La dependencia de los intelectuales

7 de Junio 2017 Columnas

Ahora que estamos haciendo el balance del segundo gobierno de Bachelet, es necesaria también una reflexión sobre el papel que los intelectuales hemos representado en estos cuatro años, algo menos traumático de lo que la derecha temía, desproporcionadamente menos mesiánico de lo que sus partidarios esperaban. Creo, además, que la relación entre los discursos intelectuales y la sociedad en este período no solo es perfectamente exportable a los pasados gobiernos, sino que describe el modo habitual como se da este vínculo en la mayoría de los países occidentales.

Si hubiera que resumir en una palabra las posturas de los intelectuales a lo largo de estos cuatro años, esta debería ser la de dependencia. Sin llegar al servilismo -pantanos se podrían llenar solo con la tinta de críticas histéricas-, el Gobierno ha llevado la iniciativa en todo momento.

Solo hemos hablado de los temas propuestos por esta administración desde la perspectiva particular en que ha querido legislar.
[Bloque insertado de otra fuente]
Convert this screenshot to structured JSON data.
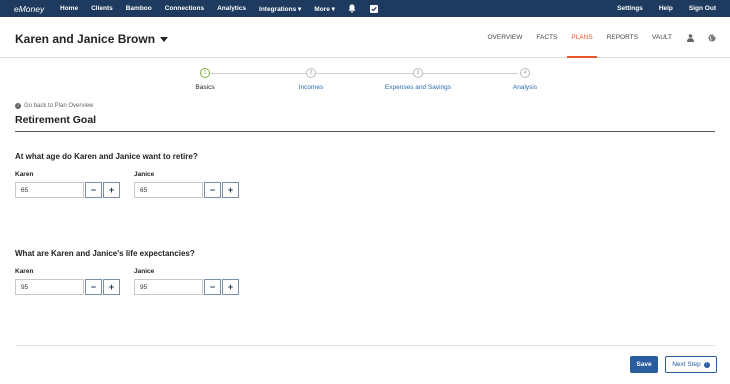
{
  "topnav": {
    "logo": "eMoney",
    "items": [
      "Home",
      "Clients",
      "Bamboo",
      "Connections",
      "Analytics",
      "Integrations ▾",
      "More ▾"
    ],
    "icons": [
      "bell-icon",
      "checkbox-icon"
    ],
    "right_items": [
      "Settings",
      "Help",
      "Sign Out"
    ]
  },
  "client": {
    "name": "Karen and Janice Brown",
    "tabs": [
      "OVERVIEW",
      "FACTS",
      "PLANS",
      "REPORTS",
      "VAULT"
    ],
    "active_tab": "PLANS",
    "icons": [
      "person-icon",
      "globe-icon"
    ]
  },
  "stepper": {
    "steps": [
      {
        "num": "1",
        "label": "Basics",
        "active": true
      },
      {
        "num": "2",
        "label": "Incomes",
        "active": false
      },
      {
        "num": "3",
        "label": "Expenses and Savings",
        "active": false
      },
      {
        "num": "4",
        "label": "Analysis",
        "active": false
      }
    ]
  },
  "page": {
    "back_link": "Go back to Plan Overview",
    "title": "Retirement Goal"
  },
  "retire_age": {
    "question": "At what age do Karen and Janice want to retire?",
    "karen_label": "Karen",
    "karen_value": "65",
    "janice_label": "Janice",
    "janice_value": "65"
  },
  "life_expectancy": {
    "question": "What are Karen and Janice's life expectancies?",
    "karen_label": "Karen",
    "karen_value": "95",
    "janice_label": "Janice",
    "janice_value": "95"
  },
  "footer": {
    "save": "Save",
    "next": "Next Step"
  },
  "controls": {
    "minus": "−",
    "plus": "+"
  },
  "colors": {
    "nav_bg": "#1e3a5f",
    "accent_orange": "#e8572a",
    "primary_blue": "#2a5d9f",
    "step_active_green": "#7cb342"
  }
}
Si el Gobierno decidía encarar el problema de la universidad por el ángulo de la gratuidad, los intelectuales han escrito como especialistas en cuestiones económicas. Filósofos y arquitectos nos hemos limitado a hablar de las ventajas de la financiación pública sobre la público-privada; en ningún caso hemos discurrido acerca de las importantes reformas que la universidad chilena exige, la mayoría de las cuales nada tiene que ver con el dinero.
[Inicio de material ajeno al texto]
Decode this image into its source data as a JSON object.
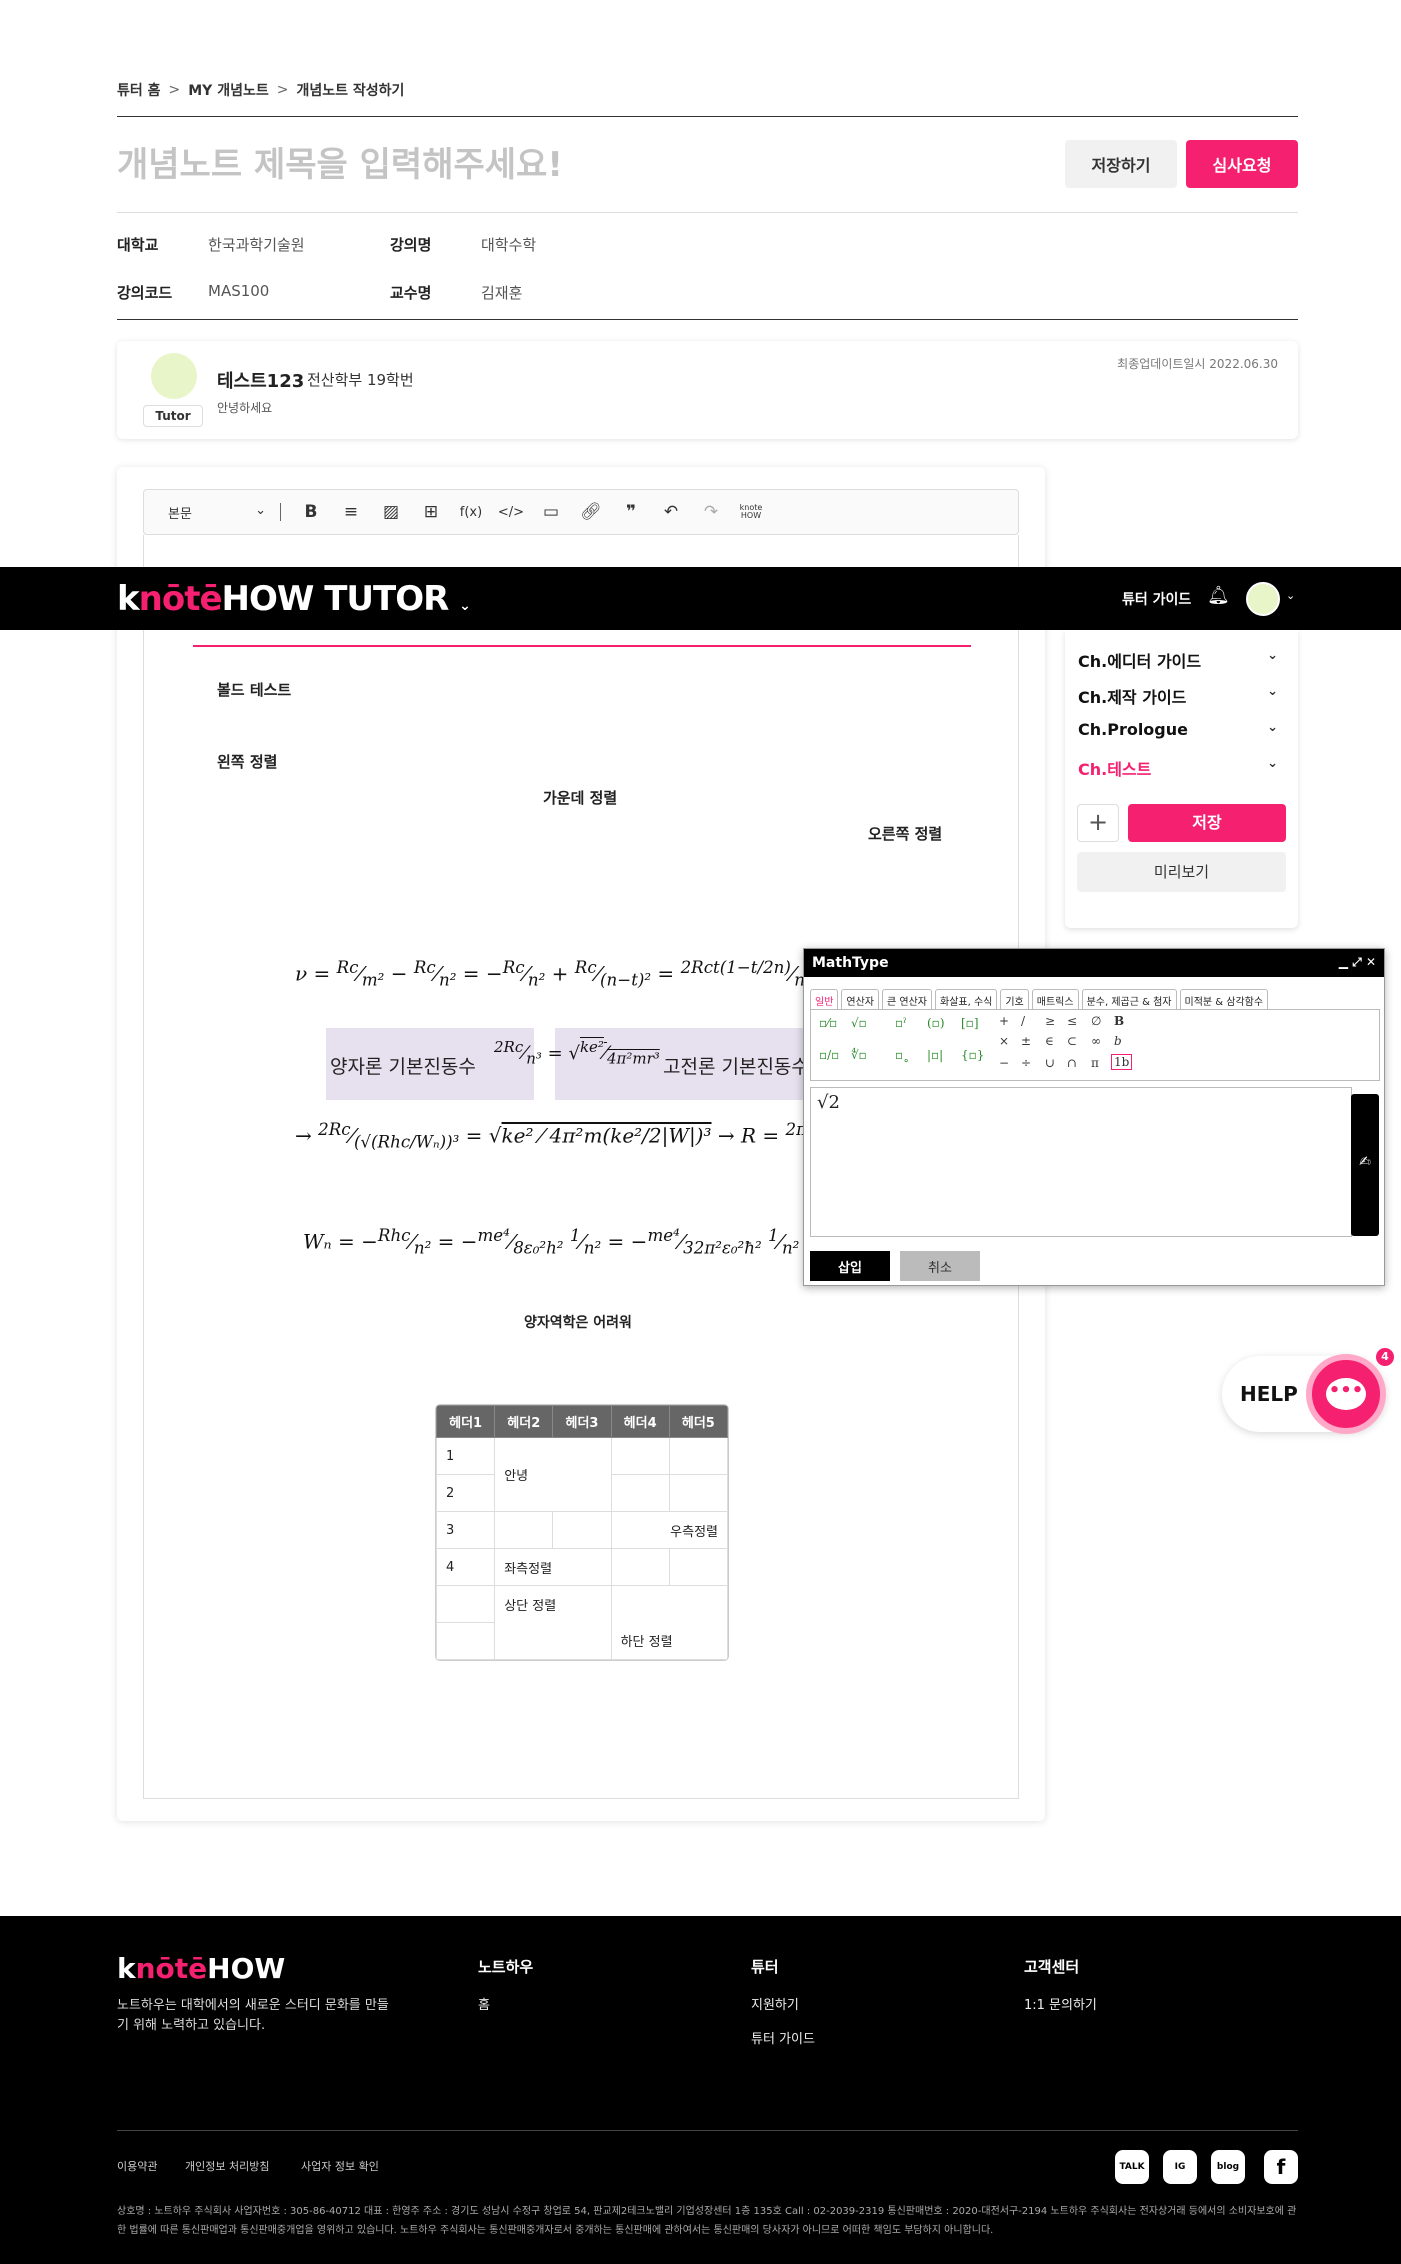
{
  "breadcrumb": [
    "튜터 홈",
    "MY 개념노트",
    "개념노트 작성하기"
  ],
  "title_placeholder": "개념노트 제목을 입력해주세요!",
  "buttons": {
    "save": "저장하기",
    "review": "심사요청"
  },
  "info": {
    "university_label": "대학교",
    "university": "한국과학기술원",
    "lecture_label": "강의명",
    "lecture": "대학수학",
    "code_label": "강의코드",
    "code": "MAS100",
    "professor_label": "교수명",
    "professor": "김재훈"
  },
  "profile": {
    "badge": "Tutor",
    "name": "테스트123",
    "dept": "전산학부 19학번",
    "greeting": "안녕하세요",
    "updated": "최종업데이트일시 2022.06.30"
  },
  "toolbar": {
    "style_select": "본문",
    "fx": "f(x)",
    "code": "</>",
    "knote": "knote HOW"
  },
  "nav": {
    "logo_a": "k",
    "logo_note": "nōtē",
    "logo_b": "HOW TUTOR",
    "guide": "튜터 가이드"
  },
  "doc": {
    "bold": "볼드 테스트",
    "left": "왼쪽 정렬",
    "center": "가운데 정렬",
    "right": "오른쪽 정렬",
    "quantum_caption": "양자역학은 어려워",
    "quantum_label": "양자론 기본진동수",
    "classical_label": "고전론 기본진동수"
  },
  "side": {
    "chapters": [
      "Ch.에디터 가이드",
      "Ch.제작 가이드",
      "Ch.Prologue",
      "Ch.테스트"
    ],
    "save": "저장",
    "preview": "미리보기"
  },
  "mathtype": {
    "title": "MathType",
    "tabs": [
      "일반",
      "연산자",
      "큰 연산자",
      "화살표, 수식",
      "기호",
      "매트릭스",
      "분수, 제곱근 & 첨자",
      "미적분 & 삼각함수"
    ],
    "content": "√2",
    "insert": "삽입",
    "cancel": "취소"
  },
  "table": {
    "headers": [
      "헤더1",
      "헤더2",
      "헤더3",
      "헤더4",
      "헤더5"
    ],
    "r1c1": "1",
    "r2c1": "2",
    "merged_notice": "안녕",
    "r3c1": "3",
    "right_align": "우측정렬",
    "r4c1": "4",
    "left_align": "좌측정렬",
    "top_align": "상단 정렬",
    "bottom_align": "하단 정렬"
  },
  "help": {
    "label": "HELP",
    "badge": "4"
  },
  "footer": {
    "logo_a": "k",
    "logo_note": "nōtē",
    "logo_b": "HOW",
    "desc": "노트하우는 대학에서의 새로운 스터디 문화를 만들기 위해 노력하고 있습니다.",
    "col1_title": "노트하우",
    "col1_link1": "홈",
    "col2_title": "튜터",
    "col2_link1": "지원하기",
    "col2_link2": "튜터 가이드",
    "col3_title": "고객센터",
    "col3_link1": "1:1 문의하기",
    "terms": "이용약관",
    "privacy": "개인정보 처리방침",
    "bizinfo": "사업자 정보 확인",
    "legal": "상호명 : 노트하우 주식회사 사업자번호 : 305-86-40712 대표 : 한영주 주소 : 경기도 성남시 수정구 창업로 54, 판교제2테크노밸리 기업성장센터 1층 135호 Call : 02-2039-2319 통신판매번호 : 2020-대전서구-2194 노트하우 주식회사는 전자상거래 등에서의 소비자보호에 관한 법률에 따른 통신판매업과 통신판매중개업을 영위하고 있습니다. 노트하우 주식회사는 통신판매중개자로서 중개하는 통신판매에 관하여서는 통신판매의 당사자가 아니므로 어떠한 책임도 부담하지 아니합니다.",
    "social": [
      "TALK",
      "IG",
      "blog",
      "f"
    ]
  }
}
También hemos escrito sobre el aborto, nuevamente en los términos propuestos por el Gobierno. En las últimas semanas se ha discutido sobre la creación de un Ministerio de Ciencia y Tecnología, como si este, siempre más patoso y político, no fuese a replicar y posiblemente duplicar los problemas que Conicyt lleva arrastrando. Dado que el proyecto parecía incluir a las humanidades en las artes, hemos aceptado que aquellas debían ser financiadas por su importancia espiritual, sin que nadie haya enumerado la enorme cantidad de disciplinas humanísticas cuyo trabajo es incompatible con el del arte y cuyo contenido espiritual es, por cierto, muy escaso. La reforma constitucional ha sido el lugar donde más claramente se confirma esta dependencia. ¿Quién no ha reflexionado sobre la reforma como algo inminente, como si el país se ganara y se perdiera en la forma de una Constitución, como si la Constitución misma pudiera causar un nuevo Chile (lo que supone una validación inconsciente de un utopismo constitucional acrítico y falso)?

Tengo para mí que si el Gobierno decide mañana enviar un cohete a la Luna con una tonelada de arrollado huaso y una pareja de zorros culpeos, nosotros los intelectuales chilenos comenzaríamos a reflexionar sobre la validez y la viabilidad del proyecto para el desarrollo del país. Ninguno de nosotros escogería siquiera el silencio.

¿A qué se debe esta falta de iniciativa? El primer motivo es razonable: nadie, ni siquiera los intelectuales, quiere ser autista, vivir en esa manida y vacía torre de marfil. Todos queremos hablar sobre aquello que afecta a los demás, y como al menos los chilenos parecen estar seguros de que nada los trastornará tanto como las decisiones del Gobierno, escribimos de ellas. El segundo motivo no depende ya de los intelectuales, sino de los medios en los que estos escriben: los diarios y revistas solo publicarán colaboraciones del contenido más directamente político. En el momento en que el intelectual escriba sobre un tema con una perspectiva diferente de la directamente política, es difícil que el medio lo publique. No se trata obviamente de censura, sino de una selección de temas que convierte al intelectual en un periodista.

Nadie parece haber reparado en esta paradoja: solicitamos la voz de un intelectual para que opine de modo directo y concluyente, es decir, en contradicción con aquellas cualidades de reflexión y sofisticación por las que inicialmente le habíamos convocado. Si no es un erudito, el intelectual tampoco es un periodista.

Si Bachelet decide mandar un cohete a la Luna, el periodista está obligado a darle importancia, a hablar de ello con la misma objetividad con la que informaría sobre la reforma constitucional. Si el intelectual ipso facto se tomara en serio todos los proyectos políticos, su función propia desaparecería. Ya no ejerce la crítica, ya no mira con distancia, con una voz personal, capaz de ver una ventaja o una dificultad que nadie más que él había detectado. El intelectual no es el erudito: no habla de temas valiosos en sí para la eternidad del conocimiento. Pero el intelectual no es tampoco el espejo de la cotidianidad. Debe romperlo o rayarlo, para recordar que la realidad no es nunca idéntica a su primera impresión. Si acepta que la identidad social es plana y accesible, entonces se convertirá no en un periodista, sino en algo mucho más ridículo: un político sin poder.